A thin but permanent fog hangs over the right edge of my field of vision, awaiting a sun that never comes.

Much fear followed, of course. Until, over time, Bruni realized he was seeing in a new way:

Bit by bit, the people around me came into sharper focus, by which I mean that their fears, struggles and triumphs did.

What comes into focus for Bruni are deeper and truer stories about people he meets or even thought he knew. He captures those stories in quick, pointed summaries that he calls sandwich boards. You could also think of them as tweets or headlines or those six-word story forms often attributed to Ernest Hemingway. Hemingway, according to the legend, started with a piece about never-worn baby shoes. Some of the things on Bruni’s sandwich boards:

“Single parent, child with special needs, nowhere near enough help.”
“Plane crash, prosthetic leg, dead 8-year-old son.”

And on his own board:

“Eyesight compromised, could go blind.”

Like Haga, Bruni connects the dots to journalism. He confesses to his insecurity every time he has to interview someone, and how he waits one minute, two, three, before he dials the phone:

I’ll tell you a secret about my journalism career, one that hints at the self-doubt and timidity that has also colored the rest of my life: Before I pick up the phone to call someone I’m about to interview, I have to steady myself.

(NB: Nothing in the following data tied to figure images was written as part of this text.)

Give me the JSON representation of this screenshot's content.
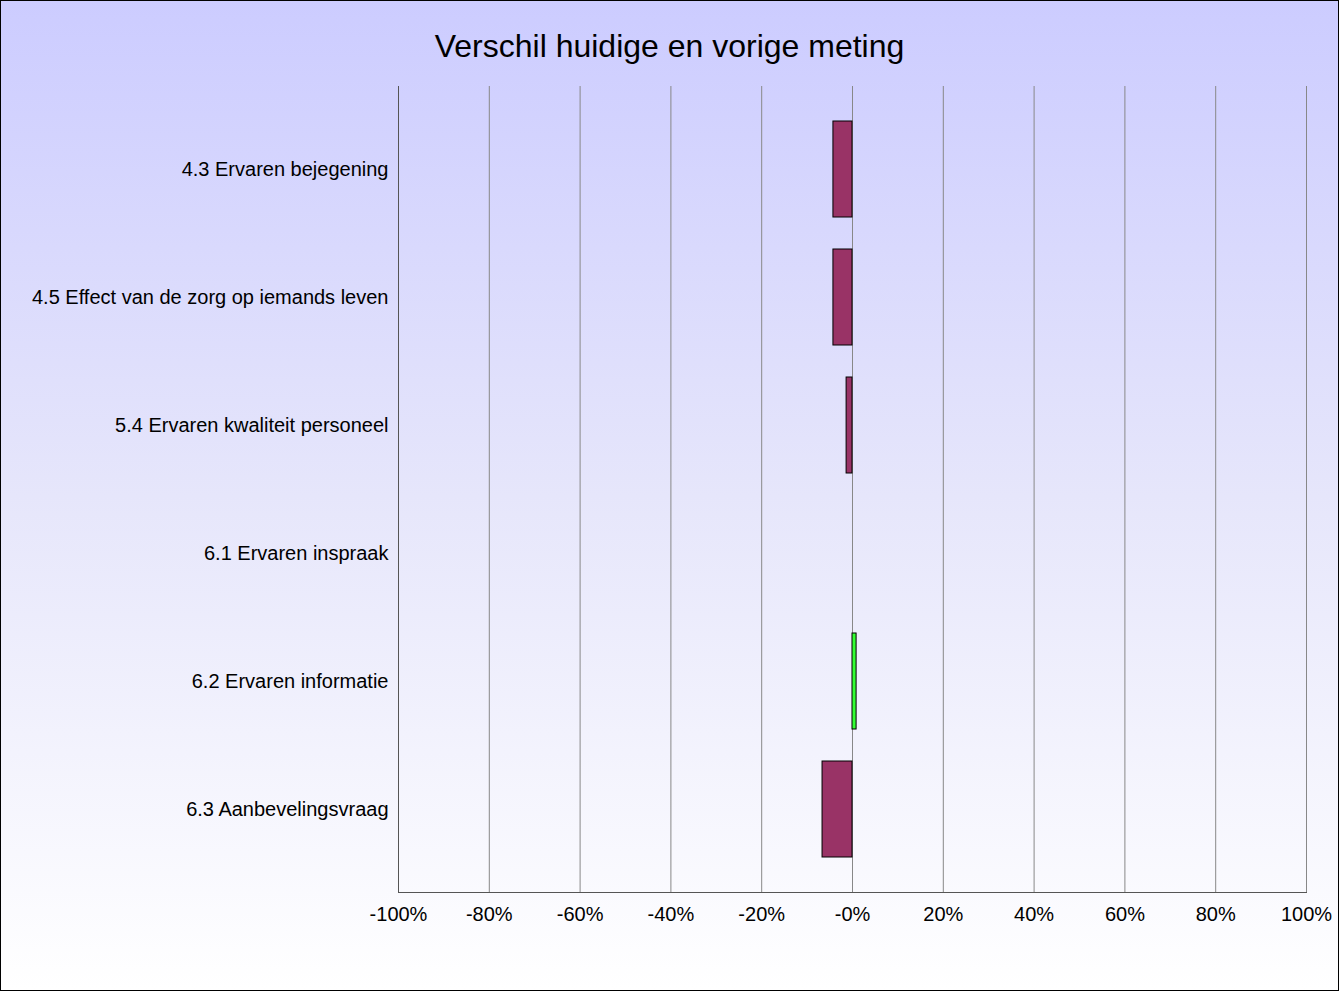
{
  "chart_data": {
    "type": "bar",
    "title": "Verschil huidige en vorige meting",
    "orientation": "horizontal",
    "categories": [
      "4.3 Ervaren bejegening",
      "4.5 Effect van de zorg op iemands leven",
      "5.4 Ervaren kwaliteit personeel",
      "6.1 Ervaren inspraak",
      "6.2 Ervaren informatie",
      "6.3 Aanbevelingsvraag"
    ],
    "values": [
      -4.2,
      -4.2,
      -1.3,
      0,
      0.9,
      -6.6
    ],
    "colors": [
      "#993366",
      "#993366",
      "#993366",
      "#993366",
      "#33ff33",
      "#993366"
    ],
    "xlim": [
      -100,
      100
    ],
    "xticks": [
      {
        "value": -100,
        "label": "-100%"
      },
      {
        "value": -80,
        "label": "-80%"
      },
      {
        "value": -60,
        "label": "-60%"
      },
      {
        "value": -40,
        "label": "-40%"
      },
      {
        "value": -20,
        "label": "-20%"
      },
      {
        "value": 0,
        "label": "-0%"
      },
      {
        "value": 20,
        "label": "20%"
      },
      {
        "value": 40,
        "label": "40%"
      },
      {
        "value": 60,
        "label": "60%"
      },
      {
        "value": 80,
        "label": "80%"
      },
      {
        "value": 100,
        "label": "100%"
      }
    ],
    "grid": true
  }
}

I have to take a few breaths. I’m afraid that I’ll ask the wrong questions or at least won’t ask the right ones. Or that I’ll ask them in a fumbling, embarrassing fashion.

That may not be something most of us would assume about someone of Bruni’s status in the profession. But there it is, letting us see him more fully — and perhaps understand how much we flawed humans are alike.

No spoiler here about how he ends his column. But I’ve tucked both his and Haga’s wisdoms in my teaching file. Take a read — and a listen.